The boom is now officially over. Last week, Ghana announced plans to ask the International Monetary Fund for a bailout to prop up the country’s currency, which fell almost 40% against the dollar this year. News of the bailout was a surprise to most of the world: Ghana is Barack Obama’s “wonderful success story economically.” But the average Ghanaian could have told you something was wrong years ago.
People were worried in 2011: the Ghanaian economy grew by a record 15%, but few new jobs appeared. They were worried in 2012, when the blackout-prone Electricity Company of Ghana (also known as “Either Candle or Generator”) hiked rates by 70% as the government was forced to abandon pricey subsidies. Then in 2013, the government was paralyzed as the Supreme Court dealt with claims of election fraud—and earlier this year, middle-class Ghanaians started stuffing thousands of dollars under mattresses.
The world caught a glimpse of this when, right before their last match at the World Cup this year, Ghana’s players demanded their fees in dollars, in cash, up front. The vulgar carnival that followed—$3 million on a chartered jet, a player photographed kissing $100,000 in cash— was actually pretty prudent. The players wanted dollars because the Ghanaian cedi was by then the worst performing currency in the world, worse than those of Syria and South Sudan.
They wanted cash because otherwise they wouldn’t be able to get at their money without paying a crippling exchange rate. They wanted it up front because—well, Ghana’s full of government workers who haven’t been paid in months who could explain why. Middle-class Ghanaians routinely buy everything from property to inventory in dollars, so when the government put limits on foreign currency transactions in February, everyone started hoarding cash.
In Old Fadama, the country’s biggest slum, I watched as a man melted aluminum cans in a cauldron over an open flame, and tipped the molten metal into moulds. As the 20-lb. blocks cooled, he explained that he sold the recycled aluminum to guys who made cooking pots. This is what the economy looks like for 80% of Ghanaians: small scale, ingenious, and informal.

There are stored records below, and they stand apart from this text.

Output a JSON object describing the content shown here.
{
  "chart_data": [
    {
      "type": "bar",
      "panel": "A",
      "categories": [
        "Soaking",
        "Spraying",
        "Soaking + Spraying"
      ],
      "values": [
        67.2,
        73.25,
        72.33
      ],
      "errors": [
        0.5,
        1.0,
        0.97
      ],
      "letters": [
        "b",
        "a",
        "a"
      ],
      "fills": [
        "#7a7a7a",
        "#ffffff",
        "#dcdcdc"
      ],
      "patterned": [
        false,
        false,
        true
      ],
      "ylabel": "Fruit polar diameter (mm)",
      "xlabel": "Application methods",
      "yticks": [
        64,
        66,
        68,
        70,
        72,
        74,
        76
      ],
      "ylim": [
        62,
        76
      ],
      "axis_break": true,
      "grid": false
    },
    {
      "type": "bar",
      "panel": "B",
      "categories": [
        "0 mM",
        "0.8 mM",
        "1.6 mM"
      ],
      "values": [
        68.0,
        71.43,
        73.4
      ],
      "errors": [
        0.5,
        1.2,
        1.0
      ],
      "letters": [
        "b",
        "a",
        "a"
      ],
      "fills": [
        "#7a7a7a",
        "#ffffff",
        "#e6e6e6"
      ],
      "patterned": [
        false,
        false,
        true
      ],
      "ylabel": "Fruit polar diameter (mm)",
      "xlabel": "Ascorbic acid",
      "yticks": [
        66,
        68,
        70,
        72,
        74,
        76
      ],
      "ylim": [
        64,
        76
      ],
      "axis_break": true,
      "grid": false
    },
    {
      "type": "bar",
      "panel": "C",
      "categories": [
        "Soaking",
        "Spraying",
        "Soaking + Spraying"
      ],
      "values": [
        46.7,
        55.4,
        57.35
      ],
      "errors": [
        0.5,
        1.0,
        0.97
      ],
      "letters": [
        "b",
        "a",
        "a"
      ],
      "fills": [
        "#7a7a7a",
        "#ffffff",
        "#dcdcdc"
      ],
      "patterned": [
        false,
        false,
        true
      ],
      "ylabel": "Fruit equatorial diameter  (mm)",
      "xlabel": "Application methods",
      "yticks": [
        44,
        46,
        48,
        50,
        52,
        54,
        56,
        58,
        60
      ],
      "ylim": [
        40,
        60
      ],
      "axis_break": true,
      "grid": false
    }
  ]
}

The only real aluminum smelter in the country had to cut production during the World Cup to make sure there were no blackouts during Ghana’s matches.
The production of oil in 2010 spurred a great deal of optimism, and was supposed to fix everything. The government, the nation’s single biggest employer, spent like crazy, giving notoriously underpaid cops, soldiers, nurses and other government workers a raise in 2012. Salaries now consume 70% of Ghana’s tax revenue. Ghana’s economy slowed, and for three years, oil revenue has been coming in well below expectations.
Meanwhile a series of bloated government contracts involving both major political parties have come to define the boom years. A youth employment program spent $250 million in one year, without proof that any work actually got done. A development agency spent $15 million allegedly rearing guinea fowl and planting trees. The Ghana Revenue Authority paid a technology firm $23 million and got nothing in return. Meanwhile, at a major government ministry, I met a civil servant who has to bring printer paper into the office from home. Apparently, even local suppliers have stopped extending credit to the government.
Politicians seem detached from reality on the ground. There are claims that the Mahama administration, like previous governments, took so long to realize that the economy was tanking because economic statistics in Ghana are substandard bordering on fanciful—and that growth was always a statistical illusion to everyone but Ghana’s elite. Last month, when President John Mahama tweeted about the Ghanaian people making sacrifices to get through the economic slump, the Twitter account of the US Embassy in Accra replied:
(The tweet was eventually removed and the Embassy apologized.)
For many Ghanaians, it’s like the boom never happened. “We’ve become so charmed by our own practice of democracy, by what the rest of the world says,” said Kwadwo Ohene Sarfoh. “We’re being sold something that’s not really happening.”